Everything was working fine except that I can't create map in visualization because my nginx.access.geoip.location field wasn't in geoip format, so I have done this :

{
  "filebeat": {
    "order": 0,
    "template": "filebeat-*",
    "settings": {
      "index": {
        "number_of_shards": "2",
        "number_of_replicas": "1"
      }
    },
    "mappings": {
      "my_type": {
        "dynamic": "true",
        "properties": {
          "geoip": {
            "dynamic": true,
            "properties": {
              "location": {
                "type": "geo_point"
              }
            }
          }
        }
      }
    },
    "aliases": {}
  }
}

And then my field was correct but, now, I don't have any informations send by filebeat !
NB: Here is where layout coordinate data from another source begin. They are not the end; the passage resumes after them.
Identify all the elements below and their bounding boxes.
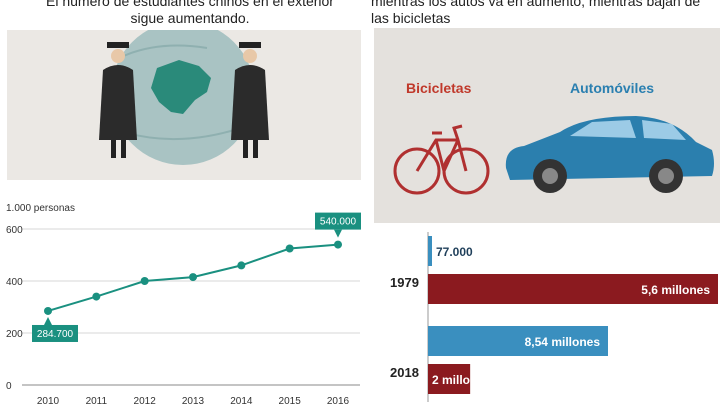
data-point [237, 261, 246, 270]
y-tick-label: 600 [6, 225, 23, 236]
china-map-icon [151, 60, 211, 114]
callout-text: 540.000 [320, 217, 357, 228]
data-point [285, 244, 294, 253]
data-point [334, 240, 342, 249]
y-tick-label: 200 [6, 329, 23, 340]
globe-graduates-svg [99, 21, 269, 165]
x-tick-label: 2015 [279, 396, 302, 407]
y-tick-label: 400 [6, 277, 23, 288]
vehicles-bar-chart: 1979 77.000 5,6 millones 2018 8,54 millones 2… [390, 232, 718, 402]
x-tick-label: 2011 [86, 396, 108, 407]
right-title-line-2: las bicicletas [371, 10, 451, 26]
data-point [92, 292, 101, 301]
bicycle-icon [393, 124, 490, 195]
callout-box [315, 212, 361, 230]
bike-car-illustration: Bicicletas Automóviles [374, 28, 720, 223]
callout-pointer [44, 316, 52, 325]
bar-value-label: 2 millones* [432, 373, 496, 387]
x-tick-label: 2016 [327, 396, 350, 407]
data-point [140, 277, 149, 285]
callout-box [32, 324, 78, 342]
graduates-globe-illustration [7, 21, 361, 180]
car-icon [505, 116, 714, 193]
x-tick-label: 2014 [230, 396, 253, 407]
bar-bicicletas-1979 [428, 274, 718, 304]
y-tick-label: 0 [6, 381, 12, 392]
graduate-left-icon [99, 42, 137, 158]
data-label-2016: 540.000 [315, 212, 361, 238]
student-line-chart: 1.000 personas 0 200 400 600 2010 2011 2012 2013… [6, 203, 361, 407]
data-label-2010: 284.700 [32, 316, 78, 342]
x-tick-label: 2010 [37, 396, 60, 407]
data-point [189, 273, 197, 282]
y-axis-label: 1.000 personas [6, 203, 75, 214]
left-chart-title: El número de estudiantes chinos en el ex… [40, 0, 340, 27]
data-point [44, 306, 52, 315]
bikes-label: Bicicletas [406, 80, 472, 96]
x-tick-label: 2013 [182, 396, 205, 407]
left-title-line-1: El número de estudiantes chinos en el ex… [46, 0, 334, 9]
bar-automóviles-2018 [428, 326, 608, 356]
right-title-line-1: mientras los autos va en aumento, mientr… [371, 0, 701, 9]
bar-bicicletas-2018 [428, 364, 471, 394]
left-title-line-2: sigue aumentando. [130, 10, 250, 26]
graduate-right-icon [231, 42, 269, 158]
right-chart-title: mientras los autos va en aumento, mientr… [371, 0, 721, 27]
bar-value-label: 77.000 [436, 245, 473, 259]
bar-value-label: 8,54 millones [525, 335, 601, 349]
bike-car-svg [393, 116, 714, 195]
category-label: 1979 [390, 275, 419, 290]
cars-label: Automóviles [570, 80, 655, 96]
bar-value-label: 5,6 millones [641, 283, 710, 297]
bar-automóviles-1979 [428, 236, 432, 266]
x-tick-label: 2012 [134, 396, 157, 407]
callout-pointer [334, 229, 342, 238]
category-label: 2018 [390, 365, 419, 380]
callout-text: 284.700 [37, 329, 74, 340]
Do you have any idea why ?


(Baptiste Mayelle) #2

No ideas ?


(Andrew Kroh) #3

Did you manually install the Filebeat index template?

The index template has a nginx.access.geoip field where location is a geo_point type.

I see you have a geoip filter declared for the error log, but there is no remote_ip field in the grok pattern for the error log. I think this can be removed.

Looks like you are missing var.paths in the error log config.


(system) #4

This topic was automatically closed 28 days after the last reply. New replies are no longer allowed.